Your new exhibition ‘Base Line – music meets art’ in Kunstmuseum The Hague is the first in which you smound have used, a contraction of smell and sound. How does that work?
“In this exhibition about music and instruments, I focus on the interaction between smell and other senses. In historical sources, synesthesia, the mixing of sensory perceptions, has been used for hundreds of years to describe smells. The connection between taste and smell is well known, but synesthesia is also smelling colors or seeing sound. Most people intuitively know the answer to the question: ‘What smells like a lower note, tar or rose?’
“In the exhibition, visitors can listen to a historical piece of music by Claude Debussy or a modern piece by Ibo Bakker, while smelling three different scents. The so-called major chord scent is full and deep, the scent of the minor chord smells light and thin, and that for the single note C is not a compound but the single scent of jasmine. The idea is that visitors pay attention to different sounds in the music, depending on which scent they smell.”

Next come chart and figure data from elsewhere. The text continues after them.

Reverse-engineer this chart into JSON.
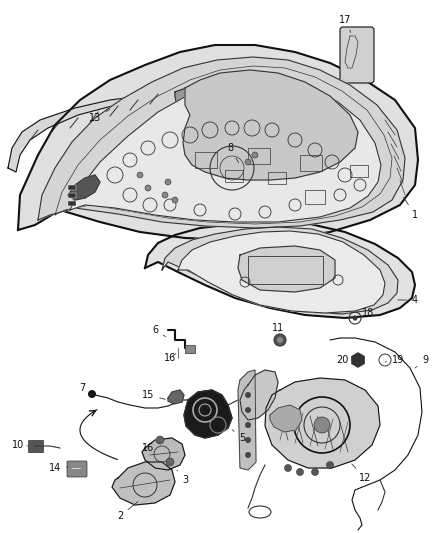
{
  "bg_color": "#ffffff",
  "lc": "#333333",
  "lc_dark": "#111111",
  "figsize": [
    4.38,
    5.33
  ],
  "dpi": 100
}
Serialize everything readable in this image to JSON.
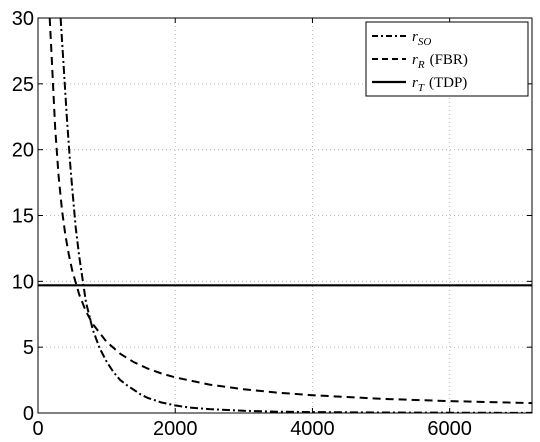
{
  "chart_data": {
    "type": "line",
    "title": "",
    "xlabel": "",
    "ylabel": "",
    "xlim": [
      0,
      7200
    ],
    "ylim": [
      0,
      30
    ],
    "grid": true,
    "legend_position": "top-right",
    "x_ticks": [
      {
        "value": 0,
        "label": "0"
      },
      {
        "value": 2000,
        "label": "2000"
      },
      {
        "value": 4000,
        "label": "4000"
      },
      {
        "value": 6000,
        "label": "6000"
      }
    ],
    "y_ticks": [
      {
        "value": 0,
        "label": "0"
      },
      {
        "value": 5,
        "label": "5"
      },
      {
        "value": 10,
        "label": "10"
      },
      {
        "value": 15,
        "label": "15"
      },
      {
        "value": 20,
        "label": "20"
      },
      {
        "value": 25,
        "label": "25"
      },
      {
        "value": 30,
        "label": "30"
      }
    ],
    "series": [
      {
        "name": "r_SO",
        "label_main": "r",
        "label_sub": "SO",
        "label_suffix": "",
        "style": "dashdot",
        "color": "#000000",
        "x": [
          330,
          380,
          420,
          470,
          500,
          550,
          600,
          700,
          800,
          900,
          1000,
          1100,
          1200,
          1300,
          1400,
          1500,
          1600,
          1800,
          2000,
          2200,
          2500,
          3000,
          3500,
          4000,
          5000,
          6000,
          7200
        ],
        "y": [
          30,
          25.8,
          22.5,
          18.9,
          17.0,
          14.1,
          11.9,
          8.4,
          6.3,
          4.9,
          3.9,
          3.1,
          2.5,
          2.1,
          1.75,
          1.4,
          1.15,
          0.8,
          0.58,
          0.42,
          0.3,
          0.17,
          0.1,
          0.07,
          0.04,
          0.02,
          0.01
        ]
      },
      {
        "name": "r_R (FBR)",
        "label_main": "r",
        "label_sub": "R",
        "label_suffix": "(FBR)",
        "style": "dashed",
        "color": "#000000",
        "x": [
          170,
          200,
          250,
          300,
          350,
          400,
          450,
          500,
          600,
          700,
          800,
          1000,
          1200,
          1400,
          1600,
          1800,
          2000,
          2500,
          3000,
          3500,
          4000,
          5000,
          6000,
          7200
        ],
        "y": [
          30,
          27.0,
          21.6,
          18.0,
          15.4,
          13.5,
          12.0,
          10.8,
          9.0,
          7.7,
          6.75,
          5.4,
          4.5,
          3.85,
          3.37,
          3.0,
          2.7,
          2.16,
          1.8,
          1.54,
          1.35,
          1.08,
          0.9,
          0.75
        ]
      },
      {
        "name": "r_T (TDP)",
        "label_main": "r",
        "label_sub": "T",
        "label_suffix": "(TDP)",
        "style": "solid",
        "color": "#000000",
        "x": [
          0,
          7200
        ],
        "y": [
          9.7,
          9.7
        ]
      }
    ]
  }
}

“It’s the first time I smound used in an exhibition. Although it is not a new idea, as even Wagner based his music on scents that he diffused in his studio. The exhibition is based on the olfactory note ladder of chemist and perfumer Septimus Piessewho noted in 1862 that what we smell influences what we hear, and vice versa.”
You once said in an interview that you want to create a museum of lost scents, is that still your dream?
“I no longer think that we need a scent museum. Then you isolate the sense of smell, while we perceive the world with all our senses. In art they are still too often separated from each other. I want to restore that multi-sensory context, especially in existing museums.”